Now, the debate tonight is a debate about the presidency itself and a presidential decision that has to be made by you. The stakes could not be higher….

[
Q
: ] Senator Quayle, I want to take you back, if I can, to the question Judy asked you about some of the apprehensions people may feel about your being a heartbeat away from the presidency.

And let us assume, if we can, for the sake of this question that you become vice-president and the president is incapacitated for one reason or another and you have to take the reins of power. When that moment came, what would be the first steps that you’d take, and why?

[
QUAYLE
:] First I’d—first I’d say a prayer for myself and for the country that I’m about to lead. And then I would assemble his people and talk. And I think this question keeps going back to the qualifications and what kind of a vice-president and, in this hypothetical situation, if I had to assume the responsibilities of president what I would be.

And as I have said, age alone—although I can tell you after the experience of these last few weeks in the campaign, I’ve added ten years to my age—age alone is not the only qualification. You’ve got to look at experience, and you’ve got to look at accomplishments. And can you make a difference?

Have I made a difference in the United States Senate, where I’ve served for eight years? Yes, I have. Have I made a difference in the Congress that I’ve served for twelve years? Yes, I have.

As I said before, looking at the issue of qualifications—and I am delighted that it comes up, because on the three most important challenges facing America—arms control and national security; jobs and education, and budget deficit—I have more experience and accomplishments than does the governor of Massachusetts.

I have been in the Congress, and I’ve worked on these issues. And believe me, when you look at arms control and trying to deal with the Soviet Union, you cannot come at it from a naive position. You have to understand the Soviet Union; you have to understand how they will respond. Sitting on that Senate Armed Services Committee for eight years has given me the experience to deal with the Soviet Union and how we can move forward.

That is just one of the troubling issues that’s going to be facing this nation. And I’m prepared….

[
Q
: ] Senator, I want to take you back to the question that I asked you
earlier about what would happen if you were to take over in an emergency, and what you would do first and why. You said you’d say a prayer, and you said something about a meeting. What would you do next?

[
QUAYLE
:] I don’t believe that it’s proper for me to get into the specifics of a hypothetical situation like that. The situation is that if I was called upon to serve as the president of this country or the responsibilities of the president of this country, would I be capable and qualified to do that.
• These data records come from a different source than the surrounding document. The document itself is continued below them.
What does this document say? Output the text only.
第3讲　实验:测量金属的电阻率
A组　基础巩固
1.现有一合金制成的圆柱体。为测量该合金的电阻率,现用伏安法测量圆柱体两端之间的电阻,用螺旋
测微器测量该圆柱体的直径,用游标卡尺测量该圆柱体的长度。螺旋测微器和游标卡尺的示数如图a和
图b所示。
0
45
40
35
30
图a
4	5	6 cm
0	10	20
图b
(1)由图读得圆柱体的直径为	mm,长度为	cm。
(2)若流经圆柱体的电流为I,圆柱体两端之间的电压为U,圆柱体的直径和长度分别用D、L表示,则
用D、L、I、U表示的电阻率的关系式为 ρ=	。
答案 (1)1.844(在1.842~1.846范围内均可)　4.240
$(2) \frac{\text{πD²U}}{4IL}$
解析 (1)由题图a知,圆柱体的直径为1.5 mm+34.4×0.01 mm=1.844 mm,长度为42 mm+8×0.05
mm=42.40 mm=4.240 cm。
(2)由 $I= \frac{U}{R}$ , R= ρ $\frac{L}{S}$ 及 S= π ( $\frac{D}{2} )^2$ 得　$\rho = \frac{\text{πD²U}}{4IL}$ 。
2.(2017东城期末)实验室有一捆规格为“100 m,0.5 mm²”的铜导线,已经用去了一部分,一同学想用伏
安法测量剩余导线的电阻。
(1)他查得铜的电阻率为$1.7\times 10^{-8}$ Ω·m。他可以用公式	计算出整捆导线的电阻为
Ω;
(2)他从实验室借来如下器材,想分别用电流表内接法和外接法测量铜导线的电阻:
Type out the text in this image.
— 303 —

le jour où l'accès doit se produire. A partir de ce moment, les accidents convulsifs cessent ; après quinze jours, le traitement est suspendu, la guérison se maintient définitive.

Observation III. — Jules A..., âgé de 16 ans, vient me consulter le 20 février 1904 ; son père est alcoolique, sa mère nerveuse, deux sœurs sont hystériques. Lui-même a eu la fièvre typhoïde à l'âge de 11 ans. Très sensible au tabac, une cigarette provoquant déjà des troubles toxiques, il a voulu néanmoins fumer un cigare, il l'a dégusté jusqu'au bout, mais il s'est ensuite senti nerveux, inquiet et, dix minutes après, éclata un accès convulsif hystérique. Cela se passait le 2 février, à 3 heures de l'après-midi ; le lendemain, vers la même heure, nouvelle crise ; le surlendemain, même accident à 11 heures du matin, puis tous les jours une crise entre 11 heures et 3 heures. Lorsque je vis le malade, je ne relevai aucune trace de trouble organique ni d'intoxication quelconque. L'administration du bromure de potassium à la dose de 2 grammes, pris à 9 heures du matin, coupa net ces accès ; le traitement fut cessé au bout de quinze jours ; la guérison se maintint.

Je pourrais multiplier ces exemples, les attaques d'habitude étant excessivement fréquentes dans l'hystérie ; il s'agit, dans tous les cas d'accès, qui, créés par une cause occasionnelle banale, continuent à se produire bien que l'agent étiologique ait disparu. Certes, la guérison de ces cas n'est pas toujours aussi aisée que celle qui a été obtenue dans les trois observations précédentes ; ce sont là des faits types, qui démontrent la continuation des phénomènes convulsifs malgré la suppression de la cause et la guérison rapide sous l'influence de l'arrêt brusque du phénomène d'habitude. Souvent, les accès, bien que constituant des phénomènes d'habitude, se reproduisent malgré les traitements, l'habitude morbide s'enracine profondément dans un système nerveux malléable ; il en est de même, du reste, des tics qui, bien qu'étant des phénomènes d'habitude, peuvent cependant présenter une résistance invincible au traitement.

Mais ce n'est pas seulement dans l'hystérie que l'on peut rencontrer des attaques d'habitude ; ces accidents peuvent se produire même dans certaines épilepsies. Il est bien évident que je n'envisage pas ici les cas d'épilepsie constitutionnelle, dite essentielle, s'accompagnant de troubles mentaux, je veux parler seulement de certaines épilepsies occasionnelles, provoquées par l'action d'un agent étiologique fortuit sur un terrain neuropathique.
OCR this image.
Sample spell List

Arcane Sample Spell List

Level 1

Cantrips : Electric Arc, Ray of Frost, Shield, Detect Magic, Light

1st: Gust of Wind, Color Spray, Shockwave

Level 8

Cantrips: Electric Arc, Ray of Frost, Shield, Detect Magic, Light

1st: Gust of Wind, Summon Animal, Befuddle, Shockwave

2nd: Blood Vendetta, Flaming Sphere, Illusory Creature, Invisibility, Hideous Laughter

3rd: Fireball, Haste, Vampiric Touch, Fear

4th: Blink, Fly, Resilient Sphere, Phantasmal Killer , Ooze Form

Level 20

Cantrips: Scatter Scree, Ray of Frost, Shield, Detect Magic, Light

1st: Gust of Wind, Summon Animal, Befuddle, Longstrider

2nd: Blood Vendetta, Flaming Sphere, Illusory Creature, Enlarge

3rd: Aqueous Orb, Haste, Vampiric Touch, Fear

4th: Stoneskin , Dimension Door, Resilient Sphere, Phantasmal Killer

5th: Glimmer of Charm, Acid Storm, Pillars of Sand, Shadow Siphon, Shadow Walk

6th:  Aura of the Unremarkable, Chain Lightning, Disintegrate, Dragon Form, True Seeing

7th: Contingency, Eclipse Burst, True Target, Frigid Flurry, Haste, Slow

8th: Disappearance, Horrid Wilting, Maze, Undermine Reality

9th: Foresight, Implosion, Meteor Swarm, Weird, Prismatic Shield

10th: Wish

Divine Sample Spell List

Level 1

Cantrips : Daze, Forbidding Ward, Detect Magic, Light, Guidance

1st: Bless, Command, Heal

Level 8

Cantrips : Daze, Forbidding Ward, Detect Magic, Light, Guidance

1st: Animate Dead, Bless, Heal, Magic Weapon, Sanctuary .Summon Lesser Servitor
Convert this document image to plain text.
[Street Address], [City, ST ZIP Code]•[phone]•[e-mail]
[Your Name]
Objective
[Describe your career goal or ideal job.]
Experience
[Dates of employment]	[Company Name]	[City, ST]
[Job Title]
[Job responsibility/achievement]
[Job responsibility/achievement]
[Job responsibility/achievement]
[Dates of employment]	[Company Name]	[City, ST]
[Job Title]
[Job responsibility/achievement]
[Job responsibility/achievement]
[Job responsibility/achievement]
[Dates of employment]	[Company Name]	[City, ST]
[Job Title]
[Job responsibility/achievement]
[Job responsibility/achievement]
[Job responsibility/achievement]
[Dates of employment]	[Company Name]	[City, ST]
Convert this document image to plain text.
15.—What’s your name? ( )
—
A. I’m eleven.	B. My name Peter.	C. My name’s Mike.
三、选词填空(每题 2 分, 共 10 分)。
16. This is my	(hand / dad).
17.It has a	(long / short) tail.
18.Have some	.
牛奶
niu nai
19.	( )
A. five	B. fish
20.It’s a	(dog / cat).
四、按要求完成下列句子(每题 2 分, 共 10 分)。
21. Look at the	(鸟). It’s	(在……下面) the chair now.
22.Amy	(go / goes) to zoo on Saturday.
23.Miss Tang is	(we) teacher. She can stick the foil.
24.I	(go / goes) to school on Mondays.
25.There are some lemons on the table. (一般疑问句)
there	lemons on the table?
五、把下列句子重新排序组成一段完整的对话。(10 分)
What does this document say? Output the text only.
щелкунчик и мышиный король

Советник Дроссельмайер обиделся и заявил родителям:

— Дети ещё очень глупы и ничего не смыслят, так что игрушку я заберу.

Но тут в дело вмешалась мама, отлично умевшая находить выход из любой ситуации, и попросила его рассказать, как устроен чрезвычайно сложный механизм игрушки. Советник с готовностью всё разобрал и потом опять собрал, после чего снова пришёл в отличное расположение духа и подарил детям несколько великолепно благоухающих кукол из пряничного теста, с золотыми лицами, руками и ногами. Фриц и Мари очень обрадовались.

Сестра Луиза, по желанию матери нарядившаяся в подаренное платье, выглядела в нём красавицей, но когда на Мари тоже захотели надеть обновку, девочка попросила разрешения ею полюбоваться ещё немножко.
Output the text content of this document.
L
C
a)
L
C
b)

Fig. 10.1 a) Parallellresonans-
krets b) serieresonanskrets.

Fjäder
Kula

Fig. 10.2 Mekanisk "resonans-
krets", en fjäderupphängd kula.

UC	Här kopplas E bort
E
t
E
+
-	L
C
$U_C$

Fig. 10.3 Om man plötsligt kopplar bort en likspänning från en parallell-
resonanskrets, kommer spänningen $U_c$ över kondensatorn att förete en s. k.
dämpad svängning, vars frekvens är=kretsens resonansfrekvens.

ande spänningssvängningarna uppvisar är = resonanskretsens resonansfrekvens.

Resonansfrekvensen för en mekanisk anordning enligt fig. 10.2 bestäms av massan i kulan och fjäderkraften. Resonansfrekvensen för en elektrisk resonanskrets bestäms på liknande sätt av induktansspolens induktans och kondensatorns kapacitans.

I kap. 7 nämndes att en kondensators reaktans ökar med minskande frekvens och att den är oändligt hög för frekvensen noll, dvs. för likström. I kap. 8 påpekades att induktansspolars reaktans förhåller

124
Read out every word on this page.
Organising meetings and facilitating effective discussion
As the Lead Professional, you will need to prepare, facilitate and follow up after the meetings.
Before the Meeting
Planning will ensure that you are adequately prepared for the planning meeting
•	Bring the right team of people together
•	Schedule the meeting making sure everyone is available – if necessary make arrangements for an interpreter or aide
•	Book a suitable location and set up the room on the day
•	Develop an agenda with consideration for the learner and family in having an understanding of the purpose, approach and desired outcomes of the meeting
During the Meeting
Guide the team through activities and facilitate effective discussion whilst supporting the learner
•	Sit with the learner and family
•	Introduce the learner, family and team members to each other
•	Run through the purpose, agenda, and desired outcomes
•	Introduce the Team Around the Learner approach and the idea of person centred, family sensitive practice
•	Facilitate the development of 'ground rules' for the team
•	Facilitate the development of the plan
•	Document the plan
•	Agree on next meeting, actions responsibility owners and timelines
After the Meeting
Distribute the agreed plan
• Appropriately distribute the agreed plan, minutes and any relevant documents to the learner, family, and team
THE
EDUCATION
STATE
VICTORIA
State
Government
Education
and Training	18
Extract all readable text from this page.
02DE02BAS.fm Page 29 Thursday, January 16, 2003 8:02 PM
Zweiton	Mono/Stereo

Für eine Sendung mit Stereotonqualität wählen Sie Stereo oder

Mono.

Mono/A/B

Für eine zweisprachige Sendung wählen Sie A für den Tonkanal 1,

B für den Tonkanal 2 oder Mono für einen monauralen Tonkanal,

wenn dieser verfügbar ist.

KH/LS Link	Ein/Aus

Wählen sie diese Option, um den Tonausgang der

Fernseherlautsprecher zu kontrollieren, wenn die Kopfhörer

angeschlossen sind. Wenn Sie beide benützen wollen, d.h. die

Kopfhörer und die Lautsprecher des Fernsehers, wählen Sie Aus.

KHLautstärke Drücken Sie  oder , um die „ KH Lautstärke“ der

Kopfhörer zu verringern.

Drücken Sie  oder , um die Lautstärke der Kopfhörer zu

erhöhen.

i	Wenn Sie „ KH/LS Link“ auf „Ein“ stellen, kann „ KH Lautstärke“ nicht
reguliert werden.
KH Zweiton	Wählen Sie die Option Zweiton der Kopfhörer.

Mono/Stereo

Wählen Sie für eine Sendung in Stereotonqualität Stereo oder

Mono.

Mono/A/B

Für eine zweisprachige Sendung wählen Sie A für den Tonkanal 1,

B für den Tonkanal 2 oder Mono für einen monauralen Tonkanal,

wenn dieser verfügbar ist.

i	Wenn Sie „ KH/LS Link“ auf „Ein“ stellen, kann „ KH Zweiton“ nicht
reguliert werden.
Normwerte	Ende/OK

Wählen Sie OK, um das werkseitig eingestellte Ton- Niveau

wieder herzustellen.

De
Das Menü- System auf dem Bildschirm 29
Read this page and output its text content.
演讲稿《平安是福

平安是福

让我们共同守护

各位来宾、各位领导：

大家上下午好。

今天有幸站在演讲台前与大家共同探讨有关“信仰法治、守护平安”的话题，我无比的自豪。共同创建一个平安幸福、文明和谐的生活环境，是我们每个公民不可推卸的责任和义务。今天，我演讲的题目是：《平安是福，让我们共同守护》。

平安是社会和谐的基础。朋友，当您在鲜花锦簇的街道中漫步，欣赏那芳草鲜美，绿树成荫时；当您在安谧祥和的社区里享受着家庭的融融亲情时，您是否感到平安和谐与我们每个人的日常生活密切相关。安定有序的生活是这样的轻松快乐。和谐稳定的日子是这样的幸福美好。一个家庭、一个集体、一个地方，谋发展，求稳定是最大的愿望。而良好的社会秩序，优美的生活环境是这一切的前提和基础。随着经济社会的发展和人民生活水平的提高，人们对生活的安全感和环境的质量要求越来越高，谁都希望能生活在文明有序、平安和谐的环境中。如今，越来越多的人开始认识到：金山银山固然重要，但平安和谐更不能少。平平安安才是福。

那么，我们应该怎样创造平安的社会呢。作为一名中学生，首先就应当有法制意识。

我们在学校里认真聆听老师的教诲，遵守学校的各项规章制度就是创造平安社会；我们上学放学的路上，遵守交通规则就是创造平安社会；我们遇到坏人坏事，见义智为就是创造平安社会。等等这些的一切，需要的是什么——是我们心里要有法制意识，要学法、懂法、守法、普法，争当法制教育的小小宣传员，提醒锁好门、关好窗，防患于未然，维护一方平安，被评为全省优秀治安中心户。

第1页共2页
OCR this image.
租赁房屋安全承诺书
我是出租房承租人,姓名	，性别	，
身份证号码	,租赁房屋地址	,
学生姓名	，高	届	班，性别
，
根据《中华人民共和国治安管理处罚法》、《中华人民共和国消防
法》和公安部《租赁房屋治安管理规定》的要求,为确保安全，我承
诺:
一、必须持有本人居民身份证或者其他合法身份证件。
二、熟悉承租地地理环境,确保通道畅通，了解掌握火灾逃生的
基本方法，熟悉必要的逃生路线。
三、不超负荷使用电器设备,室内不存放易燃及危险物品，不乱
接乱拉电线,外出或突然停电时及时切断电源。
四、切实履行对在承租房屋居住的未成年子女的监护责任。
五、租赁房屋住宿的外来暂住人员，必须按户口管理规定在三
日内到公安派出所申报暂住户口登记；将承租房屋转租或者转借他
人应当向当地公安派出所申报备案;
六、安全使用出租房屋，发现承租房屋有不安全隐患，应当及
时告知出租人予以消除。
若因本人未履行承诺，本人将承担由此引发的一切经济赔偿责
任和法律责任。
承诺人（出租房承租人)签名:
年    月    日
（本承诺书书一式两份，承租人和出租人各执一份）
And I have tried to list the qualifications of twelve years in the United States Congress. I have served in the Congress for twelve years. I have served in the Congress, and served eight years on the Senate Arms Services Committee. I have traveled a number of times. I’ve been to Geneva many times to meet with our negotiators as we’re hammering out the INF treaty. I’ve met with the Western political leaders: Margaret Thatcher, Chancellor Kohl. I know them. They know me. I know what it takes to lead this country forward. And if that situation arises, yes, I will be prepared and I’ll be prepared to lead this country if that happens.